Update 2 | Economic growth came fast, Malta wasn't prepared for it - Finance Minister

Edward Scicluna said economic expansion was forecast to slow down to 5.7% in 2020 from 6% this year

Finance Minister Edward Scicluna was speaking at a business breakfast organised by the Labour Party on Wednesday
Finance Minister Edward Scicluna was speaking at a business breakfast organised by the Labour Party on Wednesday

Updated at 6pm with correction

Malta’s unprecedented economic growth is forecast to slow down in the coming years as government embarks on a prudent approach, Edward Scicluna has said.

The Finance Minister said Malta was not prepared for the sudden high level of growth of the past few years and the country's infrastructure was beginning to feel the pressure of the unprecedented expansion.

Scicluna, who was speaking at the Labour Party's Annual General Conference on Wednesday, said the government was preparing to send its financial forecast to the European Commission.

“We would be happy to retain the 6% growth per year, but we are forecasting 5.7% growth,” Scicluna said, adding this was one way of remaining prudent and ensuring the country lived within its means.

“Many sectors weren’t ready for this type of economic expansion and it has presented the government with new responsibilities,” he said.

READ ALSO: It’s a surplus after all, even without passport money

Despite this, he said Malta was following a model of sustainable growth and that he was still wholeheartedly backing the economic route the government had chosen.

In 2018, the Maltese economy experienced a 7.1% growth rate, which Scicluna described as having happened far too quickly.

“We grew consistently from 2013 onwards and have now seen that last year ended with the third surplus in a row. By 2020, however, we are forecasting slower growth,” he said.

Scicluna said income elasticity was a tangible issue facing the country today. “As the economy keeps doing well, people start expecting the best out of the health and educational institutions on the island,” he said, adding that inflation was at a record low at present.

The finance minister insisted that investments would remain the government’s priority, since this would prepare Malta for possible inflation in the future. “We want to keep investing the money that the government is generating. We don’t want to create expenses from which we never get our money back."

Rebutting the Nationalist Party’s claims that the number of poor people in Malta was increasing, Scicluna said he knew of no country that didn’t have its own cases related to the issue of poverty. “You should judge the government on how it minimised poverty. In fact, people at risk of poverty went down to 19.3%,” he said.

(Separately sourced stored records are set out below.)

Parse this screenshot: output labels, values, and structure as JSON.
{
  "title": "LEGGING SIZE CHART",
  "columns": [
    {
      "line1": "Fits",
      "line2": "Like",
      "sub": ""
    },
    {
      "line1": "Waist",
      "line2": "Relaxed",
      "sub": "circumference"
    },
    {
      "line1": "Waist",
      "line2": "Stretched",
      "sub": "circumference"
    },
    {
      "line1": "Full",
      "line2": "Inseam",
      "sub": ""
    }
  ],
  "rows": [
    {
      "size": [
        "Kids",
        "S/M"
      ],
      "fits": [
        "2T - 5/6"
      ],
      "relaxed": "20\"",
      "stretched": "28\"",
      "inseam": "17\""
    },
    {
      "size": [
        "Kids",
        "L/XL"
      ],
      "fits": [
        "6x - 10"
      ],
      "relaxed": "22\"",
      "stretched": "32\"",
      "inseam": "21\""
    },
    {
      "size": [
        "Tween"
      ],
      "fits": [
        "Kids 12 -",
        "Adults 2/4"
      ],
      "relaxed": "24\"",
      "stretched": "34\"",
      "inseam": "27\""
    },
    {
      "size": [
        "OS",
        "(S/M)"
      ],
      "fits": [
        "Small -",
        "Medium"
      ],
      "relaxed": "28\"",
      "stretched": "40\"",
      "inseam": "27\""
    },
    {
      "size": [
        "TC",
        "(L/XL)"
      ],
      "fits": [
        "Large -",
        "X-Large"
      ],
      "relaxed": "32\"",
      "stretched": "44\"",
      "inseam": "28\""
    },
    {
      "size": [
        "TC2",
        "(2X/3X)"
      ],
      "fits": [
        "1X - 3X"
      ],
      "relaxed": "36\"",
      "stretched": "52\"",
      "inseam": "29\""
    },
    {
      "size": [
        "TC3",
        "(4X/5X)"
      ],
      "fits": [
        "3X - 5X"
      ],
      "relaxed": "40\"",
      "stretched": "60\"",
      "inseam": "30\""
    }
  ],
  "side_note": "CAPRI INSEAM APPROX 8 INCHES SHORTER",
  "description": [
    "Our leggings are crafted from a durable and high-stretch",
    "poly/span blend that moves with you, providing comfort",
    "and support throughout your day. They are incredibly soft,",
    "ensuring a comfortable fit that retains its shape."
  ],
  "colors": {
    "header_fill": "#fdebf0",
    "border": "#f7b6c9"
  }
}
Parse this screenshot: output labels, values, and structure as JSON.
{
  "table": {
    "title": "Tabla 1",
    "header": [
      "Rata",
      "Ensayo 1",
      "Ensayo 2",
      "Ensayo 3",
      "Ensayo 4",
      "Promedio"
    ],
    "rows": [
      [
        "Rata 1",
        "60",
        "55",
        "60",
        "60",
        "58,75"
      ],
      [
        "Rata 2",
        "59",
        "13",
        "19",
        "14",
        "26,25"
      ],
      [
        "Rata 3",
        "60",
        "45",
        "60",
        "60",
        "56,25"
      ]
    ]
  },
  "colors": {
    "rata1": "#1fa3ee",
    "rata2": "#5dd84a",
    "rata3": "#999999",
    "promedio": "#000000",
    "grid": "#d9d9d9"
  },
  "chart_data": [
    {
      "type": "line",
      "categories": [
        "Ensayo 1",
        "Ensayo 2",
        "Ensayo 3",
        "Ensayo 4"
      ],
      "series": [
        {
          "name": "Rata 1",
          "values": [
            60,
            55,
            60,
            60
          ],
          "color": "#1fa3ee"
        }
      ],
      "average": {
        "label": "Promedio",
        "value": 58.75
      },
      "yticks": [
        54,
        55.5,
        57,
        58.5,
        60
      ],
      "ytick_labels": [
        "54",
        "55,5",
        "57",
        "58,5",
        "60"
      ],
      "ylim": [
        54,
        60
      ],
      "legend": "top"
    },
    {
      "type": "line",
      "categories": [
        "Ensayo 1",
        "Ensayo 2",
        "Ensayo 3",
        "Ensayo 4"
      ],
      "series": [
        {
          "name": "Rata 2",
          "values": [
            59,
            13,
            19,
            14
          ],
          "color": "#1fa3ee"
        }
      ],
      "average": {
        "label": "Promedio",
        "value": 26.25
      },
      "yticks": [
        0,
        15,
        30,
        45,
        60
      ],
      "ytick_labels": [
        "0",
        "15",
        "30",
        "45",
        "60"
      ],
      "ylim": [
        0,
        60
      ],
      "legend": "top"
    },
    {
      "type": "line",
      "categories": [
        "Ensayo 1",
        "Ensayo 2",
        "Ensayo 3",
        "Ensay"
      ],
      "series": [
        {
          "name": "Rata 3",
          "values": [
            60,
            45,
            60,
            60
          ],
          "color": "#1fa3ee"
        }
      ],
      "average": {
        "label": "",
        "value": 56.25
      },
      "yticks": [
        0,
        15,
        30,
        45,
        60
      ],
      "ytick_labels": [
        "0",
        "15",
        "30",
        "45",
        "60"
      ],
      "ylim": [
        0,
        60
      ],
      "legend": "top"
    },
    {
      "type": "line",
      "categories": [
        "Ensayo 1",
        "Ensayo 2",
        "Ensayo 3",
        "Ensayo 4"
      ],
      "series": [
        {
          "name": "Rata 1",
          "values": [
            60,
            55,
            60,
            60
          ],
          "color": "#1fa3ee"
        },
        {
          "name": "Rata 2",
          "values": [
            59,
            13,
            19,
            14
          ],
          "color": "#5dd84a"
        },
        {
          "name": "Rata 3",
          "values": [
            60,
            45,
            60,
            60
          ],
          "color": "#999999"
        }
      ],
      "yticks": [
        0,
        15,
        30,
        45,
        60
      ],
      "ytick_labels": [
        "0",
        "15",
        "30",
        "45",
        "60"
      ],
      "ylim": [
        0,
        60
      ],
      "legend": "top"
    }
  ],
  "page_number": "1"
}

“Since such a lot was said on Individual Investors Program and its contribution to economic growth, it’s important to point out that revenue generated from the passport scheme has been cut by half, so that the net growth of the IIP is just 0.5% of our surplus,” Scicluna added.

He said the general government debt as a percentage of the GDP had gone down to 46% and that this was important for future generations.

“Every measure that the government has put into place aimed to hit four targets: that poverty is reduced by creating employment, that low incomes are addressed, that low pensions are dealt with, and that vulnerable persons are helped.”

This was done via tax refunds, free school transport, affordable housing benefits, an increase in the minimum wage, free childcare services, enhancing service pensions, and tax exemption on pensions among other measures, he added.

Partit Demokratiku warned of runaway economy dangers

Partit Demokratiku welcomed the finance minister's remarks, it said in a statement. The statement also said that the small party noted a contrast between Joseph Muscat's "optimistic remarks" and the former's prudent speech.

PD insisted that without the IIP, Malta would have a primary deficit and that the effects of government's increase in 12.7% recurrent expenditure is compared to only 6.3% increase in recurrent revenues.

"A primary account surplus of €251.5 million is registered before interest and capital expenditure. If the latter two parameters are to be accounted for, Malta's consolidated deficit for 2018 would amount to €70.2 million," the statement read.

“Malta is clearly exposed after reductions of IIP coupled with the fact of an eventual, inevitable slow-down in economy. It is not easy for government to reduce recurrent expenditure in the short-term, so a future significant growth will be worrying. We have an unsustainable economy,” said party leader Godfrey Farrugia.

PD remarked that the government has doubled its infrastructure expenditure in 2018 and is fuelling an economy that was already fully employed.

“Rather than building a war chest for fighting an eventual slow-down, government chose to spend now, fuelling growth in the number of migrant workers.

“It seems that the main increases in expenditure have been in programmes and initiatives and contributions to government entities. Where exactly is the money going to?” the statement asked.

PD said that a government that holds Malta dear would tighten on spending during an economic upturn and spend more on capital expenditure during a slow-down. Our economy is unsustainable, given the huge increase incurred in unproductive recurrent expenditure and government’s dependence on IIP.

Correction: A previous version of this article quoted the minister saying that economic growth "needs to slow down". This was incorrect and should have read that government was forecasting slower growth at 5.7% in 2020.